I recently held a drawing workshop in Denver with a major focus on different visualization methods using Google SketchUp. In addition to exploring modeling strategies and options, we developed hybrid drawings that merged hand drawing techniques with SketchUp models.
The group created drawings using a simple “overlay and trace” method and the more digital method of “composite drawing” that combined color prints of SketchUp scenes with different hand drawing techniques. The results were quick and very effective for communicating design ideas.
Jim Leggitt Drawing Workshop in Denver, April 28, 2011
SketchUp Overlay and Trace Method
Step 1- SketchUp Massing Model. The subject was a simple residential design from the 1930’s. I built a basic SketchUp model using floor plans and elevations that I scanned from a classic book on residential design. I exported an eye-level perspective scene and printed it in color on 8.5x11” paper.
Step 2 - Overlay Drawing. One of my students, Marc Applebaum, AIA sketched over the print with a red pencil to block out the car and other elements, then drew over the scene with a Pilot Fineliner pen on a sheet of tracing paper. His pen and ink drawing captured the basic house model view and added site detail such as walls, steps, trees and shrubs.
Step 3 - Final Color. Marc completed the drawing with a wash of Chartpak AD markers and added texture with Prismacolor pencils. He built up shadows and contrast with a dark cool gray marker. The overlay drawing took less than 60 minutes from initial redline mockup to final coloring!
SketchUp Composite Drawing Method
Detailed SketchUp Model. More developed than the overlay and trace massing model, this model of the same 1930’s house was refined with materials and components. Roofing material was selected, 3D tree components added and a classic car imported from SketchUp 3-D Warehouse. I established an identical view as the previous drawing exercise, exported a high resolution jpeg, printed the image on 11x17” bond paper and drew directly onto the color print with Prismacolor pencils and Chartpak AD markers.
Final Composite Drawing. The print from my SketchUp model was first colored with very light Chartpak AD markers and then over-traced with a black Prismacolor pencil. The final image was scanned at 300dpi.
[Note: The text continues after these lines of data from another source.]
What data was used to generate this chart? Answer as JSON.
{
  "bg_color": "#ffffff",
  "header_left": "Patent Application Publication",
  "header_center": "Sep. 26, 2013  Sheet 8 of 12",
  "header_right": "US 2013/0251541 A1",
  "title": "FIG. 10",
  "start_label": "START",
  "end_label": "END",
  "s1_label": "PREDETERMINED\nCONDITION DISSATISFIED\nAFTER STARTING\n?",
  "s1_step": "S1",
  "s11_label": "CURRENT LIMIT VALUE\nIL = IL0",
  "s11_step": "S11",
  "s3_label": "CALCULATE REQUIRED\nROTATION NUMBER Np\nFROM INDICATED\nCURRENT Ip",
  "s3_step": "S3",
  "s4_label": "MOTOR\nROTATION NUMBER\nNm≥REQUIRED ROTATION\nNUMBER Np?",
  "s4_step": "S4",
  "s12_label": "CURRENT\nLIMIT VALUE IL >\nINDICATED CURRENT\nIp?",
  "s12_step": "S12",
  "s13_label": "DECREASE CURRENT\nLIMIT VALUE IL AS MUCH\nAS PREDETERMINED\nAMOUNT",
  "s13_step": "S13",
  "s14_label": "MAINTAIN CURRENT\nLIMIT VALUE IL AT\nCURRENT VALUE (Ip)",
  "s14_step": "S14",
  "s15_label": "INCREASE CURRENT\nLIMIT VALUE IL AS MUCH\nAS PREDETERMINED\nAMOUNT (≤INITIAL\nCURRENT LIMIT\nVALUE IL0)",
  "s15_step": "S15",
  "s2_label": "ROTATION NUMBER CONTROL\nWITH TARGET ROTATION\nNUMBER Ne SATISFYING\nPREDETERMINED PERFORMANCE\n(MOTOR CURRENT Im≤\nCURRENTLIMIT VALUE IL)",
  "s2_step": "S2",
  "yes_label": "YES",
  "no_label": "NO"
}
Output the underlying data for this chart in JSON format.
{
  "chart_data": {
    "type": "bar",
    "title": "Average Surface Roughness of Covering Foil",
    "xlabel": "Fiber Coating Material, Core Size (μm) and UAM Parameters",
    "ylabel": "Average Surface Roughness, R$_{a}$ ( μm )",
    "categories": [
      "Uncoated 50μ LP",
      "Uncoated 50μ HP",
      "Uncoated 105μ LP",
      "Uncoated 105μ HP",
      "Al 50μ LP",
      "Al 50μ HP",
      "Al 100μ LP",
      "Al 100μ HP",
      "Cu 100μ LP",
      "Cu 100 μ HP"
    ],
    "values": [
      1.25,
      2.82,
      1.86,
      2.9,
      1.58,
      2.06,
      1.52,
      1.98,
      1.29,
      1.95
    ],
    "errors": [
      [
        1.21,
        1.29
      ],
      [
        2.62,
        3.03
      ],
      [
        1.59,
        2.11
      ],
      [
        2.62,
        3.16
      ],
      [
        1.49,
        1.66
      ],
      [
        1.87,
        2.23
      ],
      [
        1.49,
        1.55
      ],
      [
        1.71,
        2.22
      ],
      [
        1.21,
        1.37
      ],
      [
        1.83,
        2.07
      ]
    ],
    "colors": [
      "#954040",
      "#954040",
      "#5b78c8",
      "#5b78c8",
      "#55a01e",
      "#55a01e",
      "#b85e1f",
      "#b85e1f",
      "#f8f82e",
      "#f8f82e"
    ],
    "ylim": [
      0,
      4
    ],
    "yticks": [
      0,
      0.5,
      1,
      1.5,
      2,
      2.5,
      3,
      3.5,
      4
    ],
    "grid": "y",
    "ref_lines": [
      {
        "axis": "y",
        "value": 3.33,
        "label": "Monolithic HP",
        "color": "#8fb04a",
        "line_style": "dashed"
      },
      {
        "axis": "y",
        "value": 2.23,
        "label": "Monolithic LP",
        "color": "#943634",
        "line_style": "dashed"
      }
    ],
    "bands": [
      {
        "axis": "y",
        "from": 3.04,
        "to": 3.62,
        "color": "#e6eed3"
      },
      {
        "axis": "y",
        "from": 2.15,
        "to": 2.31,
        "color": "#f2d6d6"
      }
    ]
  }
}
Waterfront Composite Drawing. This semi-detailed SketchUp “stage set” model was constructed with the goal of establishing a single perspective view in which a composite drawing was developed. The model view was exported into SUPodium to render glass and water reflections. The final SketchUp view was lightened in Photoshop and printed 11x17” on coated bond paper.
Step 1 - Ink Line Delineation. Using a Pilot Fineliner pen, Marc sketched directly onto the print and illustrated the different buildings, people, landscaping and signage. To emphasize distance, he concentrated detail in the foreground and faded his linework in the distance. Much of the original SketchUp model view was untouched on the left side of the scene.
Step 2 - Final Composite Color. Marc added Chartpak AD markers and Prismacolor pencils directly onto the print and completed the drawing in less than 90 minutes. This “hybrid” approach to drawing combines detailed SketchUp models with a hand drawing process which results in very effective presentation “Tradigital Drawings” - the merging of traditional hand drawing techniques with digital models.